A variety of arrhythmias may be associated with hypokalemia. There is considerable variability in potassium concentrations associated with the progression of ECG changes. Arrhythmias include sinus bradycardia, premature atrial and ventricular beats, paroxysmal atrial or junctional tachycardia, atrioventricular block, and ventricular tachycardia or fibrillation. [11] Typically, there is depression of the ST segment, decrease in the amplitude of the T wave, and an increase in the amplitude of U waves (often seen in the lateral precordial leads V4 to V6). image
The presence of concomitant factors, such as coronary ischemia, digitalis use, increased beta-adrenergic activity, and magnesium depletion, can promote arrhythmias due to hypokalemia. In addition, diuretic-induced magnesium depletion promotes arrhythmias, particularly in patients also treated with drugs that prolong the QT interval, which can predispose to torsades de pointes. [33] Urgent potassium replacement is required.

Renal abnormalities

Chronic hypokalemia may result in renal dysfunction. It can induce impaired urinary concentrating ability (which may be symptomatic with nocturia, polyuria, and polydipsia), increase renal ammonia production due to intracellular acidosis, increase renal bicarbonate reabsorption, and lead to hypokalemic nephropathy. [34]

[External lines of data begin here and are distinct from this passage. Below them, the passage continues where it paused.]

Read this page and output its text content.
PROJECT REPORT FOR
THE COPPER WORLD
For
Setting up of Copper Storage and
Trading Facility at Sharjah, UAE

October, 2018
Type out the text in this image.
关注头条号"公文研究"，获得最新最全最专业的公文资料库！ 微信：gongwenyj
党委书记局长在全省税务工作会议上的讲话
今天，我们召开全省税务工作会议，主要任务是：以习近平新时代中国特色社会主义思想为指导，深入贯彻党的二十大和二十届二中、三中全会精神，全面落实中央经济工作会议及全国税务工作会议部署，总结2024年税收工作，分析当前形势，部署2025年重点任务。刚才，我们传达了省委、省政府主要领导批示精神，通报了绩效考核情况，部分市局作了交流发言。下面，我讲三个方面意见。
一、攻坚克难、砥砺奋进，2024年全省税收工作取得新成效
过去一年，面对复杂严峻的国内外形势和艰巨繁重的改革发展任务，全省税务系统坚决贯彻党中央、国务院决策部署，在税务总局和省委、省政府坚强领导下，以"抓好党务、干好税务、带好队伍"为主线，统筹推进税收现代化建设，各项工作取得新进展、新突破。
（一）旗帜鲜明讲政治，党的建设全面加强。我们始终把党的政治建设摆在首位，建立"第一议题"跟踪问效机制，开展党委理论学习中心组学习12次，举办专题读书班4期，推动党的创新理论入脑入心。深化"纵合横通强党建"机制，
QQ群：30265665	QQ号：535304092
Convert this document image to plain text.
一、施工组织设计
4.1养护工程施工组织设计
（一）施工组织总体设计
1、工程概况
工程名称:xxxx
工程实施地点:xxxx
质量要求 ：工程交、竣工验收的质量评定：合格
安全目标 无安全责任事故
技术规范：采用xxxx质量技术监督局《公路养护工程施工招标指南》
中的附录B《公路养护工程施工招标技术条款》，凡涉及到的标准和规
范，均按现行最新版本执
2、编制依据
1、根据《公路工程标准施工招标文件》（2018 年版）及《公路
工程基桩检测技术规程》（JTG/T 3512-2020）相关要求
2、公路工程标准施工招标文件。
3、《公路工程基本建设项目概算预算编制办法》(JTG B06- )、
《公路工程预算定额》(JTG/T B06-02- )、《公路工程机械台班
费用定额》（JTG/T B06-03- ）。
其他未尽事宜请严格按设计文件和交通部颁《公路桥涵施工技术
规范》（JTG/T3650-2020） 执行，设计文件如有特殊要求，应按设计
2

Hypokalemic periodic paralysis

This is a rare disorder characterized by potentially fatal episodes of muscle weakness or paralysis that can affect the respiratory muscles. Hypokalemic periodic paralysis is often precipitated by exercise, stress, an excessively large carbohydrate meal, or conditions associated with increased release of epinephrine, cortisol, aldosterone, or insulin. [8] Acute attacks can lower the plasma potassium concentration 1.5 to 2.5 mEq/L and are often accompanied by hypophosphatemia and hypomagnesemia. [9] Urgent potassium replacement is required.

Diabetic ketoacidosis and nonketotic hyperglycemia

Renal potassium excretion increases primarily related to glucose osmotic diuresis and to hypovolemia-induced hyperaldosteronism. However, in diabetic ketoacidosis, because of a shift of potassium out of the cells, serum potassium is often elevated at presentation. With the administration of insulin, the serum potassium concentration often falls dramatically.
Serum potassium is maintained between 4.0 and 5.0 mEq/L to prevent hypokalemia. Potassium chloride at a rate of 20 to 30 mEq/L is generally added to the IV replacement fluids once the serum potassium concentration falls below 5.3 mEq/L, assuming a urine output above 50 mL/hour. Insulin therapy is delayed until the serum potassium is more than 3.3 mEq/L to avoid possible arrhythmias, cardiac arrest, and respiratory muscle weakness.
Potassium repletion is more urgent in patients with massive potassium deficits who are hypokalemic before therapy. If the initial serum potassium level is less than 3.3 mEq/L, aggressive potassium replacement with 20 to 30 mEq/hour is given; this usually requires 40 to 60 mEq/L with fluid replacement.